L’extralucide pleura sur l’épaule de l’artisan à chaudes larmes. Cette dernière compatit, et lui dit qu’elle savait que les gens qui étaient différents étaient souvent rejetés par les autres. Elle la consola et lui conseilla de changer de métier et de garder son don pour elle.

Puis, elle partit discuter avec le reste du village. Elle découvrit alors une population humble et érudite, ouverte et chaleureuse, une vraie famille pour elle qui était orpheline.

Elle leur offrit toute sorte d’objets en osier car c’est un art qu’ils ne maîtrisaient pas et même ne connaissaient pas. Reconnaissants, les plus instruits lui enseignèrent à ouvrir son cœur et à écouter Dieu en elle. Rapidement, bonne élève, elle sentit en elle la Foi grandir et le bonheur aussi. Elle oublia complètement qu’elle était orpheline parmi ces gens qui la traitaient comme leur sœur. En quelques mois, l’artisan fût adoptée par le village.

Elle observa l’extralucide dont la haine à son égard ne cessait de grandir.

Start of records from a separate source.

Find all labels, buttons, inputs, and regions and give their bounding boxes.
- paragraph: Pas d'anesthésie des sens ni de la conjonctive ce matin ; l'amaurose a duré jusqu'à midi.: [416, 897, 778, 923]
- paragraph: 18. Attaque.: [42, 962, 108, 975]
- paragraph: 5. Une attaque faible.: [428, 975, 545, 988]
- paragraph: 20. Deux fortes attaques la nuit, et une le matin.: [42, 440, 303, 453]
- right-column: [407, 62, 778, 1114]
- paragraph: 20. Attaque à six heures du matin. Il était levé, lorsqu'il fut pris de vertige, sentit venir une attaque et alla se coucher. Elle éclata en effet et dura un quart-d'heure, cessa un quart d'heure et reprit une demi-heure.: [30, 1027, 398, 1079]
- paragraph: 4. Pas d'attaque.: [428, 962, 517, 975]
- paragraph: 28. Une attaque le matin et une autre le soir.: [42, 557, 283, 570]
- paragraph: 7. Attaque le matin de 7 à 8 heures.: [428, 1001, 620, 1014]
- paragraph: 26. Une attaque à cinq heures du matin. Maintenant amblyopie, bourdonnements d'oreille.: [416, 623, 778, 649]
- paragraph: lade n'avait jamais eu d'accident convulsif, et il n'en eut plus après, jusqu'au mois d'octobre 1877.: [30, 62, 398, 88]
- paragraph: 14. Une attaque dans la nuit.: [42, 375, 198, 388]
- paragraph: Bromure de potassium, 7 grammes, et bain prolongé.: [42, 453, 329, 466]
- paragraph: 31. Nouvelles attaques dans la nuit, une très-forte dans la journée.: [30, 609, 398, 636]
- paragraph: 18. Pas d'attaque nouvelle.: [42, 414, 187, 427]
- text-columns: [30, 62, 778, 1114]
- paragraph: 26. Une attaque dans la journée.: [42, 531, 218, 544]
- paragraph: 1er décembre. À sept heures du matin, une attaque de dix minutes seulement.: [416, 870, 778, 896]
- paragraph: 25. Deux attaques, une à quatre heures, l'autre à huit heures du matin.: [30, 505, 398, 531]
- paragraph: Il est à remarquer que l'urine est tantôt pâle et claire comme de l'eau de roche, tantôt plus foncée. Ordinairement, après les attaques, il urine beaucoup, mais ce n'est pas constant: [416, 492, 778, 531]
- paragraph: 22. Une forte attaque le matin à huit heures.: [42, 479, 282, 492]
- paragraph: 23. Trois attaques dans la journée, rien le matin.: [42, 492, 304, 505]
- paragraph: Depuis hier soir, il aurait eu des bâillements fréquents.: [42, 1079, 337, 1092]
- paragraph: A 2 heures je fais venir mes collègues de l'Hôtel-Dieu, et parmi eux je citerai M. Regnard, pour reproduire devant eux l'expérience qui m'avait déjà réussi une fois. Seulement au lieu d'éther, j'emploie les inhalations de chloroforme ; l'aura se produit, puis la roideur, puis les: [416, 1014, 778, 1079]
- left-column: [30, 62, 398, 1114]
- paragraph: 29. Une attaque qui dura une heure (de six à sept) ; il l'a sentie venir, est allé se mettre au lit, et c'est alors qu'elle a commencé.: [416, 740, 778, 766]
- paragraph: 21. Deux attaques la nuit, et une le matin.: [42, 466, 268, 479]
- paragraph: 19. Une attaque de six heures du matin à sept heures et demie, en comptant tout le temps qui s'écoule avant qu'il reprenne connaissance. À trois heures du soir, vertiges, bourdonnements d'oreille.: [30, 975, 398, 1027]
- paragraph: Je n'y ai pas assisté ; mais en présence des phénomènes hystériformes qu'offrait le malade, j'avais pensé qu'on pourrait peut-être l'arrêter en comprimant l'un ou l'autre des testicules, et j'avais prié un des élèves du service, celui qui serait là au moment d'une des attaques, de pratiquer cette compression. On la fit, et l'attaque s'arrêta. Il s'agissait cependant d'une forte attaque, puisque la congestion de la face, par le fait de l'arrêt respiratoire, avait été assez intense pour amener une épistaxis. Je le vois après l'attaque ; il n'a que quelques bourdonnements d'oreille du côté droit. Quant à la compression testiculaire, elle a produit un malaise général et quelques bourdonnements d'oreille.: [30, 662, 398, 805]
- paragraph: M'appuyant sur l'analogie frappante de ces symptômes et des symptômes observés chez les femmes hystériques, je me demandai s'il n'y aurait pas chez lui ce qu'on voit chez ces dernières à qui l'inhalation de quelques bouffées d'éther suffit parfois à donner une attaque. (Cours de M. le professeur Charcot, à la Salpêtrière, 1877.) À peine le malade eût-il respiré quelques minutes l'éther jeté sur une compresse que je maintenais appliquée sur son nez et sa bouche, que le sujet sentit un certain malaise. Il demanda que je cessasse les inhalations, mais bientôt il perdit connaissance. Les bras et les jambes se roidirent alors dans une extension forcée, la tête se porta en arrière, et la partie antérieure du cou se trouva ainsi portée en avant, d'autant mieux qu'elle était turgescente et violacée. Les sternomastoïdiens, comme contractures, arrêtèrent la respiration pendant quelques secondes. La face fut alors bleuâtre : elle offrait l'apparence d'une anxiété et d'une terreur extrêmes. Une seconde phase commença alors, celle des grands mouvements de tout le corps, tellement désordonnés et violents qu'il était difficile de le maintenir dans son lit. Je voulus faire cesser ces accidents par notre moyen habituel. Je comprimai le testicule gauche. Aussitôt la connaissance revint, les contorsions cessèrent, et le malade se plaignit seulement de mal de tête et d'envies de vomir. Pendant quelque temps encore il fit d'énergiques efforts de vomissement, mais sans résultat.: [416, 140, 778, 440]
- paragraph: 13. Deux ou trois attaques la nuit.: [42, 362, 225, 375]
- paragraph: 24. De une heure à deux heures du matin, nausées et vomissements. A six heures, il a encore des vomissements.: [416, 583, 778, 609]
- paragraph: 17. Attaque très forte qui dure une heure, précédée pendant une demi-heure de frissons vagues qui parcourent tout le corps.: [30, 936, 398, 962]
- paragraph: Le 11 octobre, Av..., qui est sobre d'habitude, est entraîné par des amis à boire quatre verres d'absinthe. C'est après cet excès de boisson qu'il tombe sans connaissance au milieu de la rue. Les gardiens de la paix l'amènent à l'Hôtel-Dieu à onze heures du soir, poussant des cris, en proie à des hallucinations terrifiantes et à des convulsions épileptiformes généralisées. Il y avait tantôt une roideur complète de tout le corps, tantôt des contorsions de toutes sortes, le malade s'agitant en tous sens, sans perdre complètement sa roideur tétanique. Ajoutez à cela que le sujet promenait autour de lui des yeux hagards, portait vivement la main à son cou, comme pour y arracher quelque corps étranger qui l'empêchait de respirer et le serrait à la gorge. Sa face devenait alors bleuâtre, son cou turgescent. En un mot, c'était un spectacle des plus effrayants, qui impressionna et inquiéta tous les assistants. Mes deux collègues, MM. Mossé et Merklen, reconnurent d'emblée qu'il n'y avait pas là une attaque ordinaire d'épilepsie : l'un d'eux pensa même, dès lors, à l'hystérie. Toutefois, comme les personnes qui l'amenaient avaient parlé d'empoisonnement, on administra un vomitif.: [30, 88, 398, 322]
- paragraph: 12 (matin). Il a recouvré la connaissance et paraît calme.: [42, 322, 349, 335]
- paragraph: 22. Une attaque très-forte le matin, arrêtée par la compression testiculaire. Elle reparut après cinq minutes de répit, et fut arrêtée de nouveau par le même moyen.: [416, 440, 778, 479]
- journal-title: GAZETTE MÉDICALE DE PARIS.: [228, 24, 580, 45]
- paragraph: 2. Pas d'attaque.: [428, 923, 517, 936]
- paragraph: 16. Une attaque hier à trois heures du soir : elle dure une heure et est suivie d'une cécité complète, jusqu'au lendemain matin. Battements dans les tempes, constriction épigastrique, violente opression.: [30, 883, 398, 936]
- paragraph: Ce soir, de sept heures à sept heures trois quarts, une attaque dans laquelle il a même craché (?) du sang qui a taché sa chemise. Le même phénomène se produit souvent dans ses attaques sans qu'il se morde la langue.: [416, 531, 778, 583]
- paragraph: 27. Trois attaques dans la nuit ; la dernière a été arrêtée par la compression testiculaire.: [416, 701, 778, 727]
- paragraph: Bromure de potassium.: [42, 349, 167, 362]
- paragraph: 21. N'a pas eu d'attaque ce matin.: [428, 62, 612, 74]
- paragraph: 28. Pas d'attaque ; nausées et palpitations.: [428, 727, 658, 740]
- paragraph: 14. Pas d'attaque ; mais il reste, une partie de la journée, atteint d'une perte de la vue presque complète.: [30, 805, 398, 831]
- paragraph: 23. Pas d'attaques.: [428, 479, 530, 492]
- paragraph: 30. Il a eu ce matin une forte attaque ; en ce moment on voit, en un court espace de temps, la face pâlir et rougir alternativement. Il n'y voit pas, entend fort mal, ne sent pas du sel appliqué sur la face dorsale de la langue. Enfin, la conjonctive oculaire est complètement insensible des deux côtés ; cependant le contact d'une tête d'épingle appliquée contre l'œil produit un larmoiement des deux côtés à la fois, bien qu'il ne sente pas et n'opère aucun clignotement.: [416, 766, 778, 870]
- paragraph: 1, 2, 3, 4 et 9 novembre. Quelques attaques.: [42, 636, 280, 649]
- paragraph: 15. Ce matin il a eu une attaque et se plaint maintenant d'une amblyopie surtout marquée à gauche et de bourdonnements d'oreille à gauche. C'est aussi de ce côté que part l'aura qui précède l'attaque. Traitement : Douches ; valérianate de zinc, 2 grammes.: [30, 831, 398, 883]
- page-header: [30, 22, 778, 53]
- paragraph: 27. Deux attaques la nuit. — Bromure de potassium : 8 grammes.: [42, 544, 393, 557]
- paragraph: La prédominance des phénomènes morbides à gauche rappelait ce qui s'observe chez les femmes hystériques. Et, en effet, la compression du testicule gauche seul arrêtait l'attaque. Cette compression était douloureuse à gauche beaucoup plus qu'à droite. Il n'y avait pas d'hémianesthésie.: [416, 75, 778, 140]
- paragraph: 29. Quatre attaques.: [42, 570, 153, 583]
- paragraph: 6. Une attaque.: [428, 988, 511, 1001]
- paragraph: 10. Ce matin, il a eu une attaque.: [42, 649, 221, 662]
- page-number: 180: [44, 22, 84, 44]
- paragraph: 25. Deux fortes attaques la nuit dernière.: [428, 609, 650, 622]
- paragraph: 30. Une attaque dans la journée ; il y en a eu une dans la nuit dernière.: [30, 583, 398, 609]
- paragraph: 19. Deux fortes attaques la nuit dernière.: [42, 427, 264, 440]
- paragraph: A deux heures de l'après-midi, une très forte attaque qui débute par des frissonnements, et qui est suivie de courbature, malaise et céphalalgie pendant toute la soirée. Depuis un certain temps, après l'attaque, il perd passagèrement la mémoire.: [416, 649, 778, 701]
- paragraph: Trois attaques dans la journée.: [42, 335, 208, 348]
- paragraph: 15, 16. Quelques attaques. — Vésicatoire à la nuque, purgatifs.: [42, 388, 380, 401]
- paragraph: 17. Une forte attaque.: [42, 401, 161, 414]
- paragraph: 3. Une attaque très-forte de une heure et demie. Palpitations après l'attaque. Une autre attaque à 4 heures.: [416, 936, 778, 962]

Une nuit qu’elle se promenait pour observer les étoiles, elle entendit l’extralucide pleurer à chaudes larmes. Elle était assise au bord de la rivière, secouée de sanglots, l’esprit rempli d’incompréhension et de sentiment d’abandon.

Alors notre artisan s’approcha d’elle et lui demanda de lui ouvrir son cœur pour soulager sa souffrance. Une pluie d’étoiles filantes submergea le ciel de sa lumière argentée et éclatante. L’extralucide lui raconta sa triste vie, et lui avoua qu’elle n’avait en réalité aucun don.

Alors l’artisan lui répondit : « Bien sûr que si tu as un don ! Tu portes en toi une étincelle de Dieu, comme tout être humain, comme tout être vivant !»

– « Non se plaignit l’éplorée, Dieu ne m’a jamais donné la moindre étincelle, Dieu ne m’aime pas ! Comment Dieu aurait il pu me donner une famille aussi cruelle, tant de mépris et de rejet s’il avait mis en moi une étincelle de lumière ? »

– « Mais bien sûr que si, tu portes une étincelle divine, regarde un peu ce don que tu as et dont je suis incapable ! Regarde ce talent de comédienne que Dieu et ta famille t’ont donné ! » ; « Ne vois-tu pas tout ce que tu pourrais faire de cette compétence naturelle ? »

Alors séchant ses larmes elle se souvint des artistes qui jouaient dans le théâtre de son enfance et qui l’avaient tant fait rêver…

Depuis ce soir, jamais plus elle ne pleura, et l’artisan fût jusqu’à sa mort sa meilleure amie. Elles se rencontraient à toutes les fêtes du village durant lesquelles elle était accueilli par tous à bras ouverts, et racontait aux enfants en mimant avec passion et un sourire radieux sur le visage, les plus belles histoires pour les faire rire et rêver du monde féérique qu’elle leur faisait découvrir.

La fausse extralucide était morte un soir sous une pluie de lumière et à sa place une étoile était née.